I am finally writing about a paper [1] I put on the arXiv last year about spectral sequences. This paper gives a new construction of all pages of the spectral sequence of a filtered object in a stable $\infty$-category equipped with a $t$-structure.

The idea is quite simple. Let $\Cscr$ be a stable $\infty$-category which admits sequential limits and colimits. Suppose that $\Cscr$ moreover admits a $t$-structure. On the $\infty$-category $\F\Cscr=\Fun(\bZ^\op,\Cscr)$ of decreasing filtrations in $\Cscr$ there is a $t$-structure where an object $\F^\star$ is connective, i.e., in $\F\Cscr_{\geq 0}^\B$ if and only if $\gr^i\in\Cscr_{\geq -i}$, the latter with respect to the given $t$-structure above. This is called the Beilinson $t$-structure and has been considered in [2], [3], and [9]. The heart of this $t$-structure is equivalent to the abelian category of cochain complexes in $\Cscr^\heart$. It is not difficult to see that the homotopy objects $\pi_i^\B(\F^\star)$ are precisely the (co)chain complexes appearing on the $\E^1$-page of the spectral sequence associated to $\F^\star$.

The paper [1] provides an answer to the question of how to coherently construct the other pages. I use the $t$-structure to define an endofunctor of $\F\Cscr$, called $\Dec$. By definition, given an object $\F^\star\in\F\Cscr$ there is a Whitehead tower

\[\cdots\rightarrow\tau_{\geq n+1}^\B(\F^\star)\rightarrow\tau_{\geq n}^\B(\F^\star)\rightarrow\tau_{\geq n-1}^\B(\F^\star)\rightarrow\cdots.\]

Let $|-|\colon\F\Cscr\rightarrow\Cscr$ denote the colimit functor, which exists as we assume that $\Cscr$ admits sequential colimits. We can apply $|-|$ to the Whitehead tower to obtain a new decreasing filtration

\[\cdots\rightarrow|\tau_{\geq n+1}^\B(\F^\star)|\rightarrow|\tau_{\geq n}^\B(\F^\star)|\rightarrow|\tau_{\geq n-1}^\B(\F^\star)|\rightarrow\cdots.\]

This is $\Dec(\F^\star)$. More generally, we can iterate to obtain $\Dec^{(n)}(\F^\star)$.

This leads to a simple definition of all pages.

Definition. For $n\geq 1$, the $\E^n$-page of the spectral sequence attached to $\F^\star$ is the $\E^1$-page of the spectral sequence of $\Dec^{(n-1)}(\F^\star)$, with some reindexing.

The difficult part of the paper is the proof of the following result.

Theorem. This agrees with the definition of the higher pages given in [8].

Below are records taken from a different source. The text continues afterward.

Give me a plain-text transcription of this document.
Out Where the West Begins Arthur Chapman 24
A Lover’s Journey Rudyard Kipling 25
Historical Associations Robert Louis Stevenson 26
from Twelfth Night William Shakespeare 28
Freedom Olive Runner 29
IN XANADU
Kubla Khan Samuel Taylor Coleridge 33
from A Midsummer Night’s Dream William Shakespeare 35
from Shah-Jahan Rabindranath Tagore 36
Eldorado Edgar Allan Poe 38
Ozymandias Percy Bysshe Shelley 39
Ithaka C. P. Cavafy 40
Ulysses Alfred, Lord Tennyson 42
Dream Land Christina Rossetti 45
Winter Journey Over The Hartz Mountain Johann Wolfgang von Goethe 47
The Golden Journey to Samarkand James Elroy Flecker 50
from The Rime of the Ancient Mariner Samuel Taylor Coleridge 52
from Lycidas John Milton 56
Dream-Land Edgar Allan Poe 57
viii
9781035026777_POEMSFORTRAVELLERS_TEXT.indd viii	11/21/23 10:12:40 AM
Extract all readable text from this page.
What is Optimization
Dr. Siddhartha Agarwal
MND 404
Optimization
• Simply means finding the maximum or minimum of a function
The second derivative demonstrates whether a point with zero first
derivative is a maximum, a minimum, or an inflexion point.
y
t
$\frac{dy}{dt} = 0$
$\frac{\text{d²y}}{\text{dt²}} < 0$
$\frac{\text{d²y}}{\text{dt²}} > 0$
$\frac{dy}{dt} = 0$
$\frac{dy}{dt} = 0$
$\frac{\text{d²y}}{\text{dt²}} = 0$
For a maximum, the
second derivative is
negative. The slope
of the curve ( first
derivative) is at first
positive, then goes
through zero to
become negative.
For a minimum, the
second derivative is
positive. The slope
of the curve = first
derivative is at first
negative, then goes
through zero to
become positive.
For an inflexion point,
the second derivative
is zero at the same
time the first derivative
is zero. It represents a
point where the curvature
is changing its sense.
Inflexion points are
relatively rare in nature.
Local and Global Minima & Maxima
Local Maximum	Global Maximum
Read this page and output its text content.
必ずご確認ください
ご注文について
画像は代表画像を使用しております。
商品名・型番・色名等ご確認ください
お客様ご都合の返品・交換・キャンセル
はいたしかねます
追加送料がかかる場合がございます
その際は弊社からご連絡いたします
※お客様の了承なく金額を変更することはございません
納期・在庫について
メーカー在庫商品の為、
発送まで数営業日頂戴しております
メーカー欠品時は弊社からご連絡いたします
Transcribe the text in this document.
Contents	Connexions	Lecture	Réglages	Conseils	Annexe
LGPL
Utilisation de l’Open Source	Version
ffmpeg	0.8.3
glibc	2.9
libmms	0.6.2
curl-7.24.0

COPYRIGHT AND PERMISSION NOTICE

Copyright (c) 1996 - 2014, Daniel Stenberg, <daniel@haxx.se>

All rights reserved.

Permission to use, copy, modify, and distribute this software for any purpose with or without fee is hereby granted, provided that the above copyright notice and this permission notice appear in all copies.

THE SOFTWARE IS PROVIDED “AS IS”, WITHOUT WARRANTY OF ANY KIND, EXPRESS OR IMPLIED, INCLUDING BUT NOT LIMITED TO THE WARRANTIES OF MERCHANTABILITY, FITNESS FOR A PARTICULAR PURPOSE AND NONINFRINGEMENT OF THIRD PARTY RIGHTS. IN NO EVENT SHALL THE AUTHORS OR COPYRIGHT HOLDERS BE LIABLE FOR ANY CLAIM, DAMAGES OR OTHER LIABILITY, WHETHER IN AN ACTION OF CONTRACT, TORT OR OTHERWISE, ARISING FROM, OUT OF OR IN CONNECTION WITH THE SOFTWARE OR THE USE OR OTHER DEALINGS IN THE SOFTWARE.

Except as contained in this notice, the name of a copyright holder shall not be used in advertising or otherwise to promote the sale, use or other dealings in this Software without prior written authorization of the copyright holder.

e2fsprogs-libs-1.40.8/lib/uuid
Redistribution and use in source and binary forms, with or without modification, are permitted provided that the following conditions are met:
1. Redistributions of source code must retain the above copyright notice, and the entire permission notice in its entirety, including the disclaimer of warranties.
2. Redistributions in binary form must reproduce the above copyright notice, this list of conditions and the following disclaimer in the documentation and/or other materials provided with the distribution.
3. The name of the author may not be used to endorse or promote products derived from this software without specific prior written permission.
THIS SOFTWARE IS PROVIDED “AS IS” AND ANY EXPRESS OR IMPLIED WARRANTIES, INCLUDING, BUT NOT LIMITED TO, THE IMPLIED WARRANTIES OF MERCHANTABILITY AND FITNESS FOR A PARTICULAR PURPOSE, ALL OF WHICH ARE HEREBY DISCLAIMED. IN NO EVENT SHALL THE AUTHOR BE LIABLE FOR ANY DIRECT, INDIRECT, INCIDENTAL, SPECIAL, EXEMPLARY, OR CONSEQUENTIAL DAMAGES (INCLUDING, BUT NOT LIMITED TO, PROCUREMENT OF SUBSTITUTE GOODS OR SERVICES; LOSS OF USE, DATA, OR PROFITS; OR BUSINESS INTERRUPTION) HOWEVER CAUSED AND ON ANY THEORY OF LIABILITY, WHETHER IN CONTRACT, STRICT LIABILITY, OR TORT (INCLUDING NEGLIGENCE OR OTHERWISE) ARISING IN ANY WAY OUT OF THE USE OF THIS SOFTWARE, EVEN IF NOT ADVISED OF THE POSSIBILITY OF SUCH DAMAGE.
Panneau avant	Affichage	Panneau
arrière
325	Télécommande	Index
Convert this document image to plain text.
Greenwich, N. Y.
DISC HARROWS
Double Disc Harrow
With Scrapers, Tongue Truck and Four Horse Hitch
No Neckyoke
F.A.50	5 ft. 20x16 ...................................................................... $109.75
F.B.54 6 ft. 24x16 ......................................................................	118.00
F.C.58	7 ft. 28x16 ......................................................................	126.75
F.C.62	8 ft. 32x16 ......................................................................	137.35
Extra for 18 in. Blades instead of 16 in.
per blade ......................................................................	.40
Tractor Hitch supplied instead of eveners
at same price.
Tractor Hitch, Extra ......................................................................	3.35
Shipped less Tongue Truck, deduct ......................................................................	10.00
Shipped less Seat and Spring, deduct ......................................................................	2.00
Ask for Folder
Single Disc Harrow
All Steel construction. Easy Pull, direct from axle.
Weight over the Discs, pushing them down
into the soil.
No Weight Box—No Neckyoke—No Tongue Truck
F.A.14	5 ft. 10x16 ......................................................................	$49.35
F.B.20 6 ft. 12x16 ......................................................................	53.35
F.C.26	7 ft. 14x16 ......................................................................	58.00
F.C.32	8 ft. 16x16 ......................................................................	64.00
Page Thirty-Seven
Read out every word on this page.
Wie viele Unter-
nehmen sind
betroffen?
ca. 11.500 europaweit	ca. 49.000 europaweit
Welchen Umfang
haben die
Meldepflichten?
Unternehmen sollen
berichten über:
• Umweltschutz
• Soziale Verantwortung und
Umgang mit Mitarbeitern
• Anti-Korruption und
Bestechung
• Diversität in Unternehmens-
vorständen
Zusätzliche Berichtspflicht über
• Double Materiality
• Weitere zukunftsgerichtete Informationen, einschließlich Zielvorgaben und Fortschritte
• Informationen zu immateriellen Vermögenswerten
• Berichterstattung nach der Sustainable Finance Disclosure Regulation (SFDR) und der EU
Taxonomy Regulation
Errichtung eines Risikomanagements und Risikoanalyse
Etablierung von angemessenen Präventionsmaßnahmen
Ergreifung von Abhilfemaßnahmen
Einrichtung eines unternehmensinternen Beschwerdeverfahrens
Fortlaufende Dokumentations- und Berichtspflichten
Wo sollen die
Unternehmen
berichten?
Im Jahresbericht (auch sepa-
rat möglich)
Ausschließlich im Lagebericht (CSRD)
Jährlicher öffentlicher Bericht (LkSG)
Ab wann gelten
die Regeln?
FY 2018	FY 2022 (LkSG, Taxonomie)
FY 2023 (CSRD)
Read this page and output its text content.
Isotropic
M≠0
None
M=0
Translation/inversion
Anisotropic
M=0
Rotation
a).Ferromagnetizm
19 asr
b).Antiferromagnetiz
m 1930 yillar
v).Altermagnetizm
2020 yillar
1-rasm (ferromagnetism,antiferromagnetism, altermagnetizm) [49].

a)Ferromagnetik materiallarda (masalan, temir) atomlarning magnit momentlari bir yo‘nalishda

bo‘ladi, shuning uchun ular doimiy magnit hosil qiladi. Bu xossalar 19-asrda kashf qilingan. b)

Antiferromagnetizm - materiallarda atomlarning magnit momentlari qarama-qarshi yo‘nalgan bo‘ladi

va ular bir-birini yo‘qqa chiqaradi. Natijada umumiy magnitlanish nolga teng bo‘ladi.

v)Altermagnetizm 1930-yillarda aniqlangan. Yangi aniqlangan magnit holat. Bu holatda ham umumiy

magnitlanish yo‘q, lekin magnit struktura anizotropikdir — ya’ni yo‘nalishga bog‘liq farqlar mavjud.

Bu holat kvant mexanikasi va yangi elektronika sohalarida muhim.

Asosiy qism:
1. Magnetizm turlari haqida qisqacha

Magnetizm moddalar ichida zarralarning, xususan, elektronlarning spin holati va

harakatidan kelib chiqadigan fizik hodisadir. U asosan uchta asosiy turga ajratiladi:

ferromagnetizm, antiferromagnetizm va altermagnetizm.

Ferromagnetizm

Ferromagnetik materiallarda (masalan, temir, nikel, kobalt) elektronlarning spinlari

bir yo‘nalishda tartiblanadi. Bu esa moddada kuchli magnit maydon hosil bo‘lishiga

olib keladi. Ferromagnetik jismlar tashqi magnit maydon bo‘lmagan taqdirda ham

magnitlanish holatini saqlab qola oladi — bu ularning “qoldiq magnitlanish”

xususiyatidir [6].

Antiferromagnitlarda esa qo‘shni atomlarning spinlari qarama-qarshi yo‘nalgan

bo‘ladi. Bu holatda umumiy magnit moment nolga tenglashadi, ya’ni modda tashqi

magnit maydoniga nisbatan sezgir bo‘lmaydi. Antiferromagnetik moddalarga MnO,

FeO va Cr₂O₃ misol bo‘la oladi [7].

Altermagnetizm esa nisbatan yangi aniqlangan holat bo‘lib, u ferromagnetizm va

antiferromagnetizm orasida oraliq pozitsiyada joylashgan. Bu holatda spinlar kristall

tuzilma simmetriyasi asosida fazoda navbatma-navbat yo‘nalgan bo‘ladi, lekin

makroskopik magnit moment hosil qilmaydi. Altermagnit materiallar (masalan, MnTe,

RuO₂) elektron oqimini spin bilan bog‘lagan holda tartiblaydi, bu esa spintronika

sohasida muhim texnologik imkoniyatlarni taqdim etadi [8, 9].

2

One reason I find this interesting is that in the presence of a symmetric monoidal structure on $\Cscr$, and assuming that the $t$-structure on $\Cscr$ is compatible with the symmetric monoidal structure, one finds that $\Dec$ is lax symmetric monoidal. From this, one can easily prove multiplicativity results about all pages of a spectral sequence.

Another reason is that it makes it straightforward to compare, say, the two standard definitions of the Atiyah-Hirzebruch spectral sequence computing the $E$-cohomology of a space $X$, one using the Whitehead tower of $E$ and the other using a cellular filtration on $X$.

This work did not arise in a vacuum and some of our results are closely related to work of Deligne [4], Lawson [6], and Levine [7]. Some of the ideas also were explained in the PhD thesis [5] of Alice Hedenlund.

References

[1] Antieau, Spectral sequences, décalage, and the Beilinson t-structure, arXiv:2411.09115.

[2] Ariotta, Coherent cochain complexes and Beilinson $t$-structures, with an appendix by Achim Krause, arXiv:2109.01017.

[3] Bhargav Bhatt, Matthew Morrow, and Peter Scholze, Topological Hochschild homology and integral p-adic Hodge theory, Publ. Math. Inst. Hautes Études Sci. 129 (2019), 199–310.

[4] Deligne, Théorie de Hodge. II, Inst. Hautes Études Sci. Publ. Math. (1971), no. 40, 5–57.

[5] Hedenlund, Multiplicative Tate spectral sequences, PhD Thesis at Oslo.

[6] Lawson, Filtered spaces, filtered objects, arXiv:2410.08348.

[7] Levine, The Adams-Novikov spectral sequence and Voevodsky’s slice tower, Geom. Topol. 19 (2015), no. 5, 2691–2740.

[8] Lurie, Higher algebra, version dated 18 September 2017.

[9] Raksit, Hochschild homology and the derived de Rham complex revisited, arXiv:2007.025760.